Matroid Secretary via Labeling Schemes

TL;DR

This paper introduces a general framework for analyzing greedy algorithms in the Matroid Secretary Problem, establishing new probability-competitiveness bounds for laminar and graphic matroids using a novel language-based approach.

Contribution

The paper presents a new analytical framework based on language construction for greedy algorithms in MSP, improving bounds for laminar and graphic matroids.

Findings

Exact probability-competitiveness of 1 - ln(2) for laminar matroids.

Probability-competitiveness of 0.2693 for simple graphs.
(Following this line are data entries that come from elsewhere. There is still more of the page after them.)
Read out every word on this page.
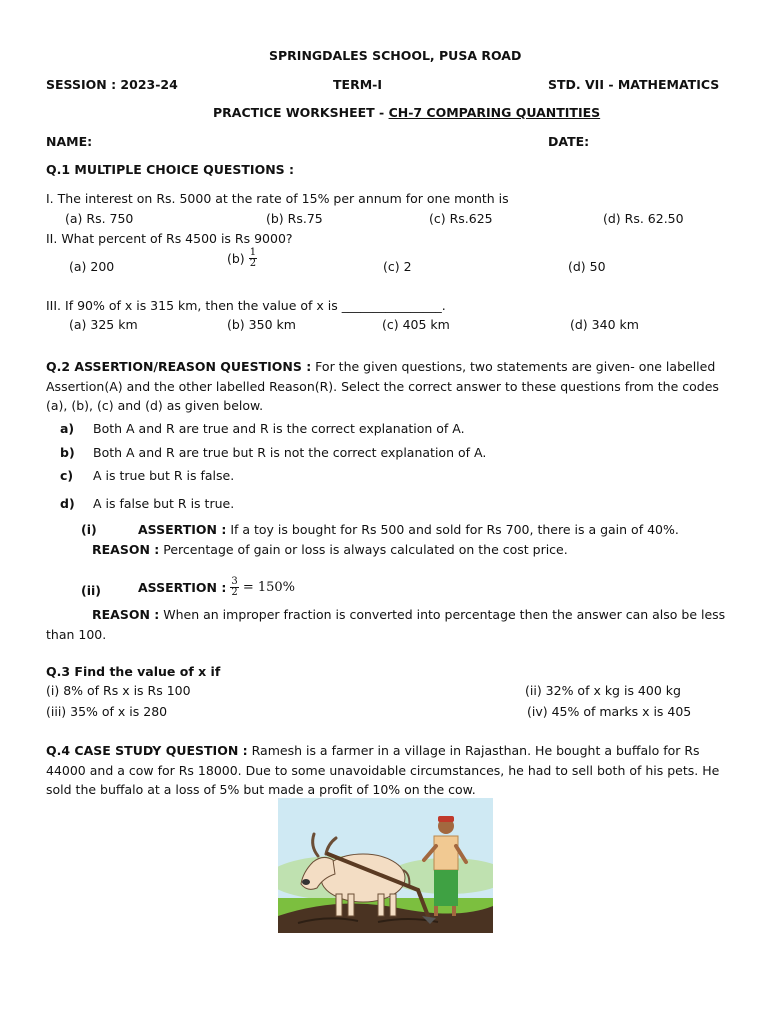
SPRINGDALES SCHOOL, PUSA ROAD
SESSION : 2023-24	TERM-I	STD. VII - MATHEMATICS
PRACTICE WORKSHEET - CH-7 COMPARING QUANTITIES
NAME:	DATE:
Q.1 MULTIPLE CHOICE QUESTIONS :
I. The interest on Rs. 5000 at the rate of 15% per annum for one month is
(a) Rs. 750	(b) Rs.75	(c) Rs.625	(d) Rs. 62.50
II. What percent of Rs 4500 is Rs 9000?
(a) 200
$(b) \frac{1}{2}$	(c) 2	(d) 50
III. If 90% of x is 315 km, then the value of x is ________________.
(a) 325 km	(b) 350 km	(c) 405 km	(d) 340 km
Q.2 ASSERTION/REASON QUESTIONS : For the given questions, two statements are given- one labelled Assertion(A) and the other labelled Reason(R). Select the correct answer to these questions from the codes (a), (b), (c) and (d) as given below.
a) Both A and R are true and R is the correct explanation of A.
b) Both A and R are true but R is not the correct explanation of A.
c) A is true but R is false.
d) A is false but R is true.
(i)	ASSERTION : If a toy is bought for Rs 500 and sold for Rs 700, there is a gain of 40%.
REASON : Percentage of gain or loss is always calculated on the cost price.
(ii)	ASSERTION : $\frac{3}{2} = 150\%$
REASON : When an improper fraction is converted into percentage then the answer can also be less than 100.
Q.3 Find the value of x if
(i) 8% of Rs x is Rs 100	(ii) 32% of x kg is 400 kg
(iii) 35% of x is 280	(iv) 45% of marks x is 405
Q.4 CASE STUDY QUESTION : Ramesh is a farmer in a village in Rajasthan. He bought a buffalo for Rs 44000 and a cow for Rs 18000. Due to some unavoidable circumstances, he had to sell both of his pets. He sold the buffalo at a loss of 5% but made a profit of 10% on the cow.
Probability-competitiveness of 0.2504 for general graphs.

Abstract

The Matroid Secretary Problem (MSP) is one of the most prominent settings for online resource allocation and optimal stopping. A decision-maker is presented with a ground set of elements $E$ revealed sequentially and in random order. Upon arrival, an irrevocable decision is made in a take-it-or-leave-it fashion, subject to a feasibility constraint on the set of selected elements captured by a matroid defined over $E$. The decision-maker only has ordinal access to compare the elements, and the goal is to design an algorithm that selects every element of the optimal basis with probability at least $\alpha$ (i.e., $\alpha$-probability-competitive). While the existence of a constant probability-competitive algorithm for MSP remains a major open question, simple greedy policies are at the core of state-of-the-art algorithms for several matroid classes. We introduce a flexible and general algorithmic framework to analyze greedy-like algorithms for MSP based on constructing a language associated with the matroid. Using this language, we establish a lower bound on the probability-competitiveness of the algorithm by studying a corresponding Poisson point process that governs the words' distribution in the language. Using our framework, we break the state-of-the-art guarantee for laminar matroids by settling the probability-competitiveness of the greedy-improving algorithm to be exactly $1-\ln(2) \approx 0.3068$. We also showcase the capabilities of our framework in graphic matroids, to show a probability-competitiveness of $0.2693$ for simple graphs and $0.2504$ for general graphs.